Those who knew Frank Sinatra often spoke about how the singer could flip from kind generosity to poisonous anger. Generally, if a person was on his good side, Sinatra would treat them well. If they did something to upset him, however, he made no effort to hide his distaste. On one occasion, Sinatra paid a restaurant maître d’ to strike author and journalist Dominick Dunne across the face. Dunne maintained that he had no idea what he’d done to upset Sinatra.
Frank Sinatra had a contentious relationship with the press
For someone as famous as Sinatra, he gave surprisingly few interviews. He wasn’t a fan of the media, something that got him in trouble.
On tour in Australia, Sinatra told reporters that he would not be conducting any interviews while in the country. Still, journalists hounded him with questions when he arrived at his hotel. Per the Sydney Morning Herald, Sinatra made negative remarks about the Australian media at his show that night.
After he referred to members of the media as “parasites” and “hookers,” the Australian Journalists’ Association demanded an apology.

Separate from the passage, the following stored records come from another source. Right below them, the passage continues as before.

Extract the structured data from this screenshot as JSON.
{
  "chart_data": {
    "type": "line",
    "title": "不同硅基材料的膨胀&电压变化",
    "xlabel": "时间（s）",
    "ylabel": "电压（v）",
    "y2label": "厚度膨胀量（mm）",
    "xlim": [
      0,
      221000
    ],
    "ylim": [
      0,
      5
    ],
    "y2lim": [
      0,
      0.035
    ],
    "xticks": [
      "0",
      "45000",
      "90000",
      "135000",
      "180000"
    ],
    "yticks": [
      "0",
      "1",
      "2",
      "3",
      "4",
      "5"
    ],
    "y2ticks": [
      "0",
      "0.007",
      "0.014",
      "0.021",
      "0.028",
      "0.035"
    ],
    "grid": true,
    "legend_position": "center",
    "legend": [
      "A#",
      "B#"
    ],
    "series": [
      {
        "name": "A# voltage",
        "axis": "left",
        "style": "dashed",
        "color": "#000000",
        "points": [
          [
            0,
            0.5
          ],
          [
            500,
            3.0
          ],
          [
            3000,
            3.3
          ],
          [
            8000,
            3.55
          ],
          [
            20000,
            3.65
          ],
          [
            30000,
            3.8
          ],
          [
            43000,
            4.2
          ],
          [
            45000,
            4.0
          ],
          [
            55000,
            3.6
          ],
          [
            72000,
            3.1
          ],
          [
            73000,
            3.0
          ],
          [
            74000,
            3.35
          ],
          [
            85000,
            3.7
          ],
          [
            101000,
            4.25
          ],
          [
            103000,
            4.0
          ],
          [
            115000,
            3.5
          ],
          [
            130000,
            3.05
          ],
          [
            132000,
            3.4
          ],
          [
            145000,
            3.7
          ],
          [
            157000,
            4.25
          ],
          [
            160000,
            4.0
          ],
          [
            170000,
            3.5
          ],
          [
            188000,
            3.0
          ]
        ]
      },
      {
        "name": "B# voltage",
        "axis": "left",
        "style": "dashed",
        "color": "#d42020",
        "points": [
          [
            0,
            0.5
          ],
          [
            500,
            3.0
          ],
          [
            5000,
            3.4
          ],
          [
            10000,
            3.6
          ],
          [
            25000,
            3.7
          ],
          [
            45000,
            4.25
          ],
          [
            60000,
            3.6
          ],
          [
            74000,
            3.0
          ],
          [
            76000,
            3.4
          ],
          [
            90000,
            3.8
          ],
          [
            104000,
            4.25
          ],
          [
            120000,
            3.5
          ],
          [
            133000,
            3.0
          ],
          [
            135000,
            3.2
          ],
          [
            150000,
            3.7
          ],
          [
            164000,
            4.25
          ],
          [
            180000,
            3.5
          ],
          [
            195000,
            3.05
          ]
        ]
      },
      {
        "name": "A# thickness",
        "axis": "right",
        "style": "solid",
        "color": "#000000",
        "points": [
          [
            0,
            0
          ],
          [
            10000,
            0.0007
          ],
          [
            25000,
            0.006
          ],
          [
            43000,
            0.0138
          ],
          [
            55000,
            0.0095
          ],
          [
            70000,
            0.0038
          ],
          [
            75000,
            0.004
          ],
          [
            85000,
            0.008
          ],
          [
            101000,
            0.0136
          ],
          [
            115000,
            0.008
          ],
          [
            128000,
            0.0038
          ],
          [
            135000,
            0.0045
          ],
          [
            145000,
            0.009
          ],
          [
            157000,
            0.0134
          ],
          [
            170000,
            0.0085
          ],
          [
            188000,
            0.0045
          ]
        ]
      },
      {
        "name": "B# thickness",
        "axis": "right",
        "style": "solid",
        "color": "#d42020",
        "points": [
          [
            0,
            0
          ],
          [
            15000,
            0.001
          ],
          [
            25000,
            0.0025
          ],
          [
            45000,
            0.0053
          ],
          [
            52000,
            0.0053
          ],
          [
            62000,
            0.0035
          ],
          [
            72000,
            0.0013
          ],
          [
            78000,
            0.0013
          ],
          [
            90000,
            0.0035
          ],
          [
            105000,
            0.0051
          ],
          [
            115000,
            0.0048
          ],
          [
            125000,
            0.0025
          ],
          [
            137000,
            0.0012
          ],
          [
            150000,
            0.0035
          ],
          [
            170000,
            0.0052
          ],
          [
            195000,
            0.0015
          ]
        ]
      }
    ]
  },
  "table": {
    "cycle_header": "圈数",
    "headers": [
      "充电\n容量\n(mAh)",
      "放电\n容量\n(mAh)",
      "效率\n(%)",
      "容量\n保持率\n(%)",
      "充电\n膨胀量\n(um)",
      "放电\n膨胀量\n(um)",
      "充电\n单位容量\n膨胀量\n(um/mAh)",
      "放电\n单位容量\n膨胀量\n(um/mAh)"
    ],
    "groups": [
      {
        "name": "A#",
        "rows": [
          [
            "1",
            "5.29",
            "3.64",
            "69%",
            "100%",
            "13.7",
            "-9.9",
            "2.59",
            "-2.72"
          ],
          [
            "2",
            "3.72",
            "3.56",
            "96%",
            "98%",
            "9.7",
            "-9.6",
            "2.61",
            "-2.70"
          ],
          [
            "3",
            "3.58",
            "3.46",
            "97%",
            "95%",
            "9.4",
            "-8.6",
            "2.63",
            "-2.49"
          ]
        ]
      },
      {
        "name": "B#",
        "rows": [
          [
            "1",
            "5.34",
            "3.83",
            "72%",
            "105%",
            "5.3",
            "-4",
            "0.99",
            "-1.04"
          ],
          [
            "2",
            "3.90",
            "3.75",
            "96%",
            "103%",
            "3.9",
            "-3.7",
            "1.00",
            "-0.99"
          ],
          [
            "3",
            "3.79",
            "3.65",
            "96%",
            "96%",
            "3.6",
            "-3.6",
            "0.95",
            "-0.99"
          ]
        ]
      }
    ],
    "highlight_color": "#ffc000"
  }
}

Sinatra refused. The issue worsened until so many unions were boycotting Sinatra that he would have been stranded in the country. He finally issued a half-hearted apology and continued onto the next leg of his Australian tour.
He paid someone to hit Dominick Dunne
Sinatra demonstrated the extent of his temper at Daisy, a Beverly Hills restaurant, in the 1960s. Dunne was out to dinner with his wife and friends. In the past, Sinatra had expressed his dislike of Dunne, referring to him as a “no-talent hack,” per Vanity Fair. Dunne explained that he didn’t know where the dislike stemmed from.
“I wish I knew!” he told the New York Post in 2009. “He took a major dislike to my wife and me.”
The restaurant’s maître d’, George, who Dunne knew well, approached his table.
“Mr. Dunne, I’m so sorry about this, but Mr. Sinatra made me do it,” Dunne revealed that George said. He made a fist, wound up, and hit Dunne across the face.
“It wasn’t a hit to knock me out, but it was embarrassing,” Dunne said. “And just the silence afterwards [at The Daisy in Hollywood] — and the poor captain, George, he was such a nice guy and he was afraid, and he kept saying, ‘Mr. Sinatra made me do it!’”
When Dunne and his wife left, he said that George followed to tell them that Sinatra had paid him $50 to do it.
“It was the social talk of the town,” Dunne said. “I was the amusement for Sinatra. My humiliation was his fun.”
Frank Sinatra had an explosive temper
Sinatra did not explain his clear dislike for Dunne. While he had a contentious relationship with the press, Dunne was working as a producer for 20th Century Fox at this point. Everyone who knew Sinatra could attest to his short-fuse temper, however.
Sinatra tipped restaurant staff handsomely — often in $100 bills — but he would also throw dishes if the service wasn’t to his liking. His daughter Nancy explained that his temper flashed hot before fading away relatively quickly.
“He can be a hothead – like a child sometimes,” she said, per the Desert Sun. “But once he gets it off his chest, it’s over and done with and he gets on with his life and you can get on with yours.”
His friend and musical collaborator Quincy Jones agreed.
“He didn’t suffer fools gladly,” he said. “This man had no gray in him. He either loved you from the bottom of his heart – unconditionally – or he was capable of running over you in a Mack truck, backwards.”